Sir John McFadyean FRSE LLD (1853 - 1941) was a Scottish veterinary surgeon and Professor of Veterinary Science. He was Principal of (and a Professor at) the Royal Veterinary College from 1894 to 1927.
In 1906 he was the first person to isolate the Campylobacter species of bacteria, and due to this made major advances in public health.[1]
He was born in Barrachan in Wigtownshire on 17 June 1853, the son of Andrew McFadyean. He was educated at the Ewart Institute in Newton Stewart.[2]
For the first few years after leaving school he worked on his father's farm but in October 1874 he entered the Dick Veterinary College in Edinburgh from whence he graduated in April 1876. He was appointed Lecturer in Anatomy at the college in the following academic year. He lodged at the college at 8 Clyde Street[3] (now the site of Edinburgh's main bus station).
In the 1880s his interests became fixed on bacteriology and pathology and the subsequent sections of comparative anatomy were never completed. He became the first British veterinary bacteriologist and he retained that position throughout his life. In 1888 he was elected a Fellow of the Royal Society of Edinburgh. His proposers were Andrew Douglas Maclagan, Alexander Crum Brown, Alexander Buchan, and Sir German Sims Woodhead.[4]
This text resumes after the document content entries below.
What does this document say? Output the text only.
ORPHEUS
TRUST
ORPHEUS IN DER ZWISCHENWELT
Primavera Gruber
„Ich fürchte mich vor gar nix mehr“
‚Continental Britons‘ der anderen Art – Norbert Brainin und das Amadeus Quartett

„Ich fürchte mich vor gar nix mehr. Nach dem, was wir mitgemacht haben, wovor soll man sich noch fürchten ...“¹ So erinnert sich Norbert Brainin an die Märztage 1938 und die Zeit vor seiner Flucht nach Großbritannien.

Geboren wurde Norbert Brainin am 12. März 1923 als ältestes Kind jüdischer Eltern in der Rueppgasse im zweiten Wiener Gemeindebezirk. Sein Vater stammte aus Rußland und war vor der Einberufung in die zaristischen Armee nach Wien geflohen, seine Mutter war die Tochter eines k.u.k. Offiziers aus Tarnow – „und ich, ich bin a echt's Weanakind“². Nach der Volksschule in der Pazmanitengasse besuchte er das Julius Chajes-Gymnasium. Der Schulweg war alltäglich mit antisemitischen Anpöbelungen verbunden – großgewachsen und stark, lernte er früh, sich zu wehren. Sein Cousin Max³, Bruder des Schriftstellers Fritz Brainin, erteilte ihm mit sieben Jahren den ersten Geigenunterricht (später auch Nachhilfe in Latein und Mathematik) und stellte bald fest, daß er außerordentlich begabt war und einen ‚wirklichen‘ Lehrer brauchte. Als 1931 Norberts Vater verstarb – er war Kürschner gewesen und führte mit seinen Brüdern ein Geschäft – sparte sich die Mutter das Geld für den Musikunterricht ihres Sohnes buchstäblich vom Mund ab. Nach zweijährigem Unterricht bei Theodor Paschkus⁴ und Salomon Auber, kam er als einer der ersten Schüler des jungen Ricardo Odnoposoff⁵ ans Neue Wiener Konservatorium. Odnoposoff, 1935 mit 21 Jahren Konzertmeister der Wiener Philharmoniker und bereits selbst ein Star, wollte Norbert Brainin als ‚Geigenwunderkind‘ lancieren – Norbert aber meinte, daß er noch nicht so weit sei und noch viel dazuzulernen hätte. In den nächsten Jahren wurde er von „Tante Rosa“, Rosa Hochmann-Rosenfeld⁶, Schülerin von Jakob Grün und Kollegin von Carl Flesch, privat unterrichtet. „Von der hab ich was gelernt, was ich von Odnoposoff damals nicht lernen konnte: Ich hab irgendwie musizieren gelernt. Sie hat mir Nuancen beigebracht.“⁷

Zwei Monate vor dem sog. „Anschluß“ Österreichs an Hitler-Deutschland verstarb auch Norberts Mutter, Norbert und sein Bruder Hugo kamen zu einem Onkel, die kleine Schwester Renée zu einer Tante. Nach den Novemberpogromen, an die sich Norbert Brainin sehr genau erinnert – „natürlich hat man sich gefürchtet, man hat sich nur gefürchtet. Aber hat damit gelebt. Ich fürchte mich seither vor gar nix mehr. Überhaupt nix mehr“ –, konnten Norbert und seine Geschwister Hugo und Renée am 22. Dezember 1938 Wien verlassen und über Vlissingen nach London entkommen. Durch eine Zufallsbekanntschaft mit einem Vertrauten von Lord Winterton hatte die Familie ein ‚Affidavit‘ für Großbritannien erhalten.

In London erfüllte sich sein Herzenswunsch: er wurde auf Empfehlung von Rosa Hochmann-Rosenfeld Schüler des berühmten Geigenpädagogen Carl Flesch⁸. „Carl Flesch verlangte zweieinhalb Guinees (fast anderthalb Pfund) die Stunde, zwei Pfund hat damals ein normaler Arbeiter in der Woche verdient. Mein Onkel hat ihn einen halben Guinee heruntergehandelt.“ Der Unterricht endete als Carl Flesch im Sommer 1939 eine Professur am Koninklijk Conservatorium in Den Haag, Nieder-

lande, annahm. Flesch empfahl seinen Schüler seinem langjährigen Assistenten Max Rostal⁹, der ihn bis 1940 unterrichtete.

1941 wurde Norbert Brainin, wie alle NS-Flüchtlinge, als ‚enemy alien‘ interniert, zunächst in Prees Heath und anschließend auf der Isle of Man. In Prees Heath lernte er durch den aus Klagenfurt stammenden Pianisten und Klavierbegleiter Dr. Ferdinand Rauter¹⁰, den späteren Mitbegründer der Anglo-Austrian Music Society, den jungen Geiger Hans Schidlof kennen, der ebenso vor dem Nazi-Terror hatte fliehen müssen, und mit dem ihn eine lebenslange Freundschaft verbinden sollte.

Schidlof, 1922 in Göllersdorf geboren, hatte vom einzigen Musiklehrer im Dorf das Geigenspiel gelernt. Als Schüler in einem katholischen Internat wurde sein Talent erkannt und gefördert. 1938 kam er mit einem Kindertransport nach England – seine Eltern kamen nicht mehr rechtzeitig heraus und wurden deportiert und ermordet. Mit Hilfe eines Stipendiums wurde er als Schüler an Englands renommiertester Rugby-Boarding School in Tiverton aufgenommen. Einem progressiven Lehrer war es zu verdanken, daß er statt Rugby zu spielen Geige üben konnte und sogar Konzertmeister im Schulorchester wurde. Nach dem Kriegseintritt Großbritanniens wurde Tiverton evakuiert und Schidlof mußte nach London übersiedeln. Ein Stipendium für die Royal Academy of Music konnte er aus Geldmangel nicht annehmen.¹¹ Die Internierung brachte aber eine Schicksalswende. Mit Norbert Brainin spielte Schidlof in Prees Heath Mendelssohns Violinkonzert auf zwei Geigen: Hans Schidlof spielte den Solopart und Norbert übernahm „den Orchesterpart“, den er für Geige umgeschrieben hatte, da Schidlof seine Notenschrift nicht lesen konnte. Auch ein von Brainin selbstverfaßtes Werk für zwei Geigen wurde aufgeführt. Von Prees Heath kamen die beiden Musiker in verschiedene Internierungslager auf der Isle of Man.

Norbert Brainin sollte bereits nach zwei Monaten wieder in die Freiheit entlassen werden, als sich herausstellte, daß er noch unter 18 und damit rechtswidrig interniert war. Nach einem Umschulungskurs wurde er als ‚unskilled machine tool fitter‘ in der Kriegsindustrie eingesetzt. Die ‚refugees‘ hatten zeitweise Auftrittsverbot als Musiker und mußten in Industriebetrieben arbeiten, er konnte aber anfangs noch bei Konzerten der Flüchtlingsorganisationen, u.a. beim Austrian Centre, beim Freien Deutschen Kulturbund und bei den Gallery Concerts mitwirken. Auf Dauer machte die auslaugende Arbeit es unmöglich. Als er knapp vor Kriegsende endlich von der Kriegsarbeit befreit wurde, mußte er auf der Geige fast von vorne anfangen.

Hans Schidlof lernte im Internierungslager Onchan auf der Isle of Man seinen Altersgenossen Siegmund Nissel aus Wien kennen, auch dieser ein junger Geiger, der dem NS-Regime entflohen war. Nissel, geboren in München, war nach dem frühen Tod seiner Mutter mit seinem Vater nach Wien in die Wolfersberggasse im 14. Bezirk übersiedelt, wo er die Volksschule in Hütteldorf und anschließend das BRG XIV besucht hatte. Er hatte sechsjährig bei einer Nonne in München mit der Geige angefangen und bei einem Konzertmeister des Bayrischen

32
In 1892 he was appointed a lecturer at the Royal Veterinary College in London. He rose rapidly, becoming Principal of the college in 1894.[5]
He was knighted by King Edward VII in 1905.[6]
He retired in 1927 and died in London on 1 February 1941. The McFadyean building at the Royal Veterinary College (which today houses the London BioScience Innovation Centre) was named in his honour.
In 1888 he originated the "Journal of Comparative Pathology and Therapeutics" which he edited until the outbreak of the Second World War.
In 1883 he married Mara Eleanor Walley (d.1929), eldest daughter of Thomas Walley (1842-1894), Principal of the Dick Vet school in Edinburgh from 1874 to 1894.
His son, Sir Andrew McFadyean was knighted by King George V in 1925 for his work in the diplomatic service.
His daughter Ethel McFadyean married Sir Stewart Stockman, brother of Ralph Stockman.[7]